Hi Lars,
Thanks for your info. Our data is dense and no compression is used.
We saw a blog on HBASE architecture at
http://www.larsgeorge.com/2009/10/hbase-architecture-101-storage.html.
It looks |'hbase org.apache.hadoop.hbase.io.hfile.HFile|' can provide
more detailed info for each HFile and it has info like
'totalBytes=84055'. The totalBytes value is smaller than the value
gotten by "hadoop fs -dus" (84447 in the example).
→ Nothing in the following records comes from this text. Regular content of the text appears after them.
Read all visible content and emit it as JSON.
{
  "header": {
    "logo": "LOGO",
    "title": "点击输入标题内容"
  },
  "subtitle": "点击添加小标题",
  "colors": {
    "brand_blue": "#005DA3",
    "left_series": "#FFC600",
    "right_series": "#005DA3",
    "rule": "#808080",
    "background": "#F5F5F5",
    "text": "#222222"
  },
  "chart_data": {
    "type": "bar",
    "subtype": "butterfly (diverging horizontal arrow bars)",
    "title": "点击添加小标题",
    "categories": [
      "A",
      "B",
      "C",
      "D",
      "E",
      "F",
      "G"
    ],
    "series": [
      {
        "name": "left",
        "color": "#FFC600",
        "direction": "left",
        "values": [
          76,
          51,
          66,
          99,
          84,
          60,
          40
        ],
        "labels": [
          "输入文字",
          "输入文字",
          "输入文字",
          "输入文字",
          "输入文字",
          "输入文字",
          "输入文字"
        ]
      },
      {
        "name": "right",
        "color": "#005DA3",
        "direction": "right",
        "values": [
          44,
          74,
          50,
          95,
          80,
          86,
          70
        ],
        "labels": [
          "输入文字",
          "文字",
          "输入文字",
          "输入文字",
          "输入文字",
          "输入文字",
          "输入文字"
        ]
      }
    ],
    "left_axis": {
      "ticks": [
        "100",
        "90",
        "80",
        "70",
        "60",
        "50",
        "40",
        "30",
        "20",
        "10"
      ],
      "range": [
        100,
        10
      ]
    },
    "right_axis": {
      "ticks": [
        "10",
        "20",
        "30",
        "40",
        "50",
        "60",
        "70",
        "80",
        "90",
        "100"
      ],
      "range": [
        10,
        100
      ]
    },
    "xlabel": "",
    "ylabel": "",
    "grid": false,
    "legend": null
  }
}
We are still trying
to understand what these values really mean.
On 8/22/11 10:46 PM, lars hofhansl wrote:
Hi Jianwu,
Are you using compression?
Is your data sparse or dense? (I.e. for a typical row key, do all or most columns in your
"schema" have values, or only a few)?
With HBase you need to keep in mind that each value is tagged with (rowkey,
column family name, column value, timestamp).
That allows it to store data in a sparse way, but also means that each value
comes with a lot of baggage.
I've heard somewhere that a 3T Oracle database expanded to 28T in HBase without
compression and to about 5T with GZ compression.
That is just an anecdote, though, and probably stems from the fact that each
column in Oracle was transferred to HBase, even empty (null) ones.
-- Lars
________________________________
From: Jianwu Wang<[email protected]>
To: [email protected]
Sent: Monday, August 22, 2011 5:36 PM
Subject: how to get precious data size in hbase?
Hi there,
We have some data saved in hbase on HDFS. We know using the following
command can get the file size of each hbase table: hadoop fs -dus
/hbase/tableName.
For mysql, we can get exact data size for each table using sql queries
displayed on
http://www.mkyong.com/mysql/how-to-calculate-the-mysql-database-size/. We can
also get file disk size using command like: du -s /path/to/datafile. Yet the
data size gotten using sql query is quite smaller than the file disk size
gotten using du -s. We think the above hadoop command also get file disk size,
not the data size in database. So we are wondering whether there is a way like
msql query running on hbase shell to get the data size in Hbase. Thanks a lot!
--
Best wishes
Sincerely yours
Jianwu Wang
[email protected]